Bir yıl sonra da Almanya’da evlerinde kiracı olarak oturduğu sağır-dilsiz  6 arkadaşı teyzeme misafir olarak geldiler… Türkiye’ye ilk gelişleriymiş… Teyzem onları gezdirme görevini bana vermişti… Efes- Pamukkale- Balçova Termal otel- Kemeraltı derken epeyce  gezdik..  Dediklerini sadece teyzem anlıyor… Her konuda o tercümanlık ediyordu… Bir gün bir köye gitmek istediklerini  söylemişler.. Ben de onları;   şiş kebapları, adanaları , köfteleri, lavaşları, baklavaları alıp, Balaban Hüseyin abimin minibüsü ile Denizköy’e götürdüm… Yol o zamanlar şimdiki gibi değildi, Dikili’den gelirken bir tepeye tırmanılır…  Denizköy ilk o zaman tepeden kuşbakışı görünürdü…. Balaban Hüseyin abimin minibüsü tam o tepeye yaklaşırken… “ Hüseyin abi köy görünür - görünmez dur” dedim… az sonra zınkkkk… diye bir fren.. Minibüs durdu…
Arabada önce bir telaş sonra bir bağırış başladı… Herkes hayran - hayran bakıyor bir taraftan da telaşla birşeyler tartışıyorlardı… Teyzeme sordum.. Ne tartışıyorlar diye… Cevap; Erdal bunların hepsi buradan ev satın almak istiyorlar…
Köye geldik, minibüsü Mustafa abimin kahvesinin önüne çektik… Mustafa abi beni görünce yüzünde  güller açtı…
-“Mustafa abi, bugün kahveden kaç para kazanacaksın” dedim.
30-40 lira kazanırım oğlum dedi…
Mustafa abim al sana 60 lira; “Kahve akşama kadar bizim” dedim…
Olmaz oğlum, haram olur dedi… Zorla verdim 60 lirayı…

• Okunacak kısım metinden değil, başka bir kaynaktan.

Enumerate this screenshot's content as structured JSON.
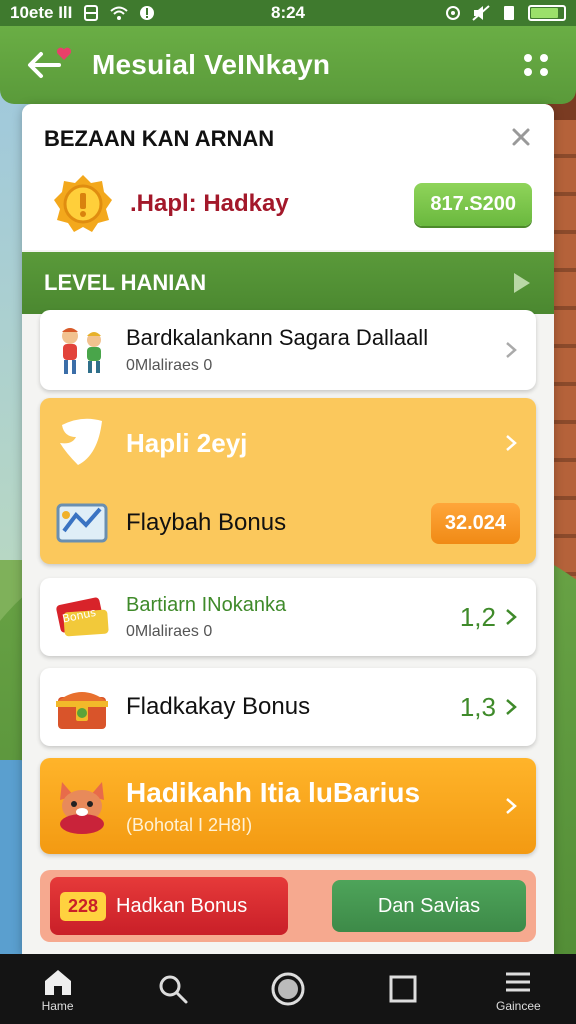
{
  "status": {
    "left_text": "10ete IlI",
    "time": "8:24"
  },
  "header": {
    "title": "Mesuial VeINkayn",
    "accent": "#5a9a3a"
  },
  "panel": {
    "title": "BEZAAN KAN ARNAN",
    "reward": {
      "label": ".Hapl: Hadkay",
      "value": "817.S200"
    },
    "level_bar": "LEVEL HANIAN"
  },
  "items": [
    {
      "title": "Bardkalankann Sagara Dallaall",
      "subtitle": "0Mlaliraes 0"
    },
    {
      "title": "Hapli 2eyj"
    },
    {
      "title": "Flaybah Bonus",
      "value": "32.024"
    },
    {
      "title": "Bartiarn INokanka",
      "subtitle": "0Mlaliraes 0",
      "value": "1,2"
    },
    {
      "title": "Fladkakay Bonus",
      "value": "1,3"
    },
    {
      "title": "Hadikahh Itia luBarius",
      "subtitle": "(Bohotal I 2H8I)"
    }
  ],
  "actions": {
    "bonus_tag": "228",
    "bonus_label": "Hadkan Bonus",
    "save_label": "Dan Savias"
  },
  "nav": {
    "home": "Hame",
    "settings": "Gaincee"
  }
}
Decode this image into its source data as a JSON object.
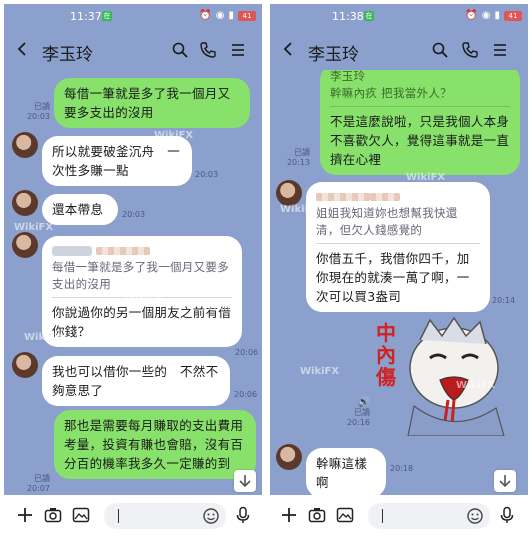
{
  "left": {
    "status_time": "11:37",
    "status_badge": "在",
    "battery": "41",
    "contact_name": "李玉玲",
    "messages": {
      "m1": "每借一筆就是多了我一個月又要多支出的沒用",
      "m1_read": "已讀",
      "m1_time": "20:03",
      "m2": "所以就要破釜沉舟　一次性多賺一點",
      "m2_time": "20:03",
      "m3": "還本帶息",
      "m3_time": "20:03",
      "m4_quote": "每借一筆就是多了我一個月又要多支出的沒用",
      "m4": "你說過你的另一個朋友之前有借你錢？",
      "m4_time": "20:06",
      "m5": "我也可以借你一些的　不然不夠意思了",
      "m5_time": "20:06",
      "m6": "那也是需要每月賺取的支出費用考量，投資有賺也會賠，沒有百分百的機率我多久一定賺的到",
      "m6_read": "已讀",
      "m6_time": "20:07"
    },
    "watermark": "WikiFX"
  },
  "right": {
    "status_time": "11:38",
    "status_badge": "在",
    "battery": "41",
    "contact_name": "李玉玲",
    "messages": {
      "r0_name": "李玉玲",
      "r0_quote": "幹嘛內疚 把我當外人？",
      "r0": "不是這麼說啦，只是我個人本身不喜歡欠人，覺得這事就是一直擠在心裡",
      "r0_read": "已讀",
      "r0_time": "20:13",
      "r1_quote": "姐姐我知道妳也想幫我快還清，但欠人錢感覺的",
      "r1": "你借五千，我借你四千，加你現在的就湊一萬了啊，一次可以買3盎司",
      "r1_time": "20:14",
      "sticker_text": "中內傷",
      "voice_read": "已讀",
      "voice_time": "20:16",
      "r2": "幹嘛這樣啊",
      "r2_time": "20:18"
    },
    "watermark": "WikiFX"
  },
  "icons": [
    "back-icon",
    "search-icon",
    "phone-icon",
    "menu-icon",
    "plus-icon",
    "camera-icon",
    "image-icon",
    "emoji-icon",
    "mic-icon",
    "scroll-down-icon"
  ],
  "colors": {
    "background": "#8ca0cd",
    "outgoing_bubble": "#87e16a",
    "incoming_bubble": "#ffffff"
  }
}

Gizlemeye çalışıyordu ama.. Çok mutlu olduğu belliydi…
Mangal yakıldı, Adana kebaplar, çöp şişler, köfteler mangala atıldı, çaylar demlendi, Yedik- içtik denize girdik-çıktık herkes çok mutlu…
Teyzem yanıma geldi.. Erdal bunlar bir köy evini gezmek istiyor dedi….
Teyze olur ama kişi başı 10 lira ödememiz gerek dedim.. Kabul ettiler…
Dudu teyzemin ilacı eşim Sevin’di… Sevin’i Dudu teyzeme gönderip oluru aldık…
Yatak odasına girdik yer yatağının başında Kuran ile tüfeği gördüler… ŞOKKK…
Yüklüğün perdesini açtık… 8-10  yorgan ile 5-6 pamuk yatak, boyları 1,5 metre olan bir sürü yastığı gördüler…. ŞOKKK..
Bir odanın içindeki tahta kapıyı açtık.. İçeride bir oturak, bir kova,  bir su kabağından tas… Bu ne dediler?  Banyoo dedim… ŞOKKK..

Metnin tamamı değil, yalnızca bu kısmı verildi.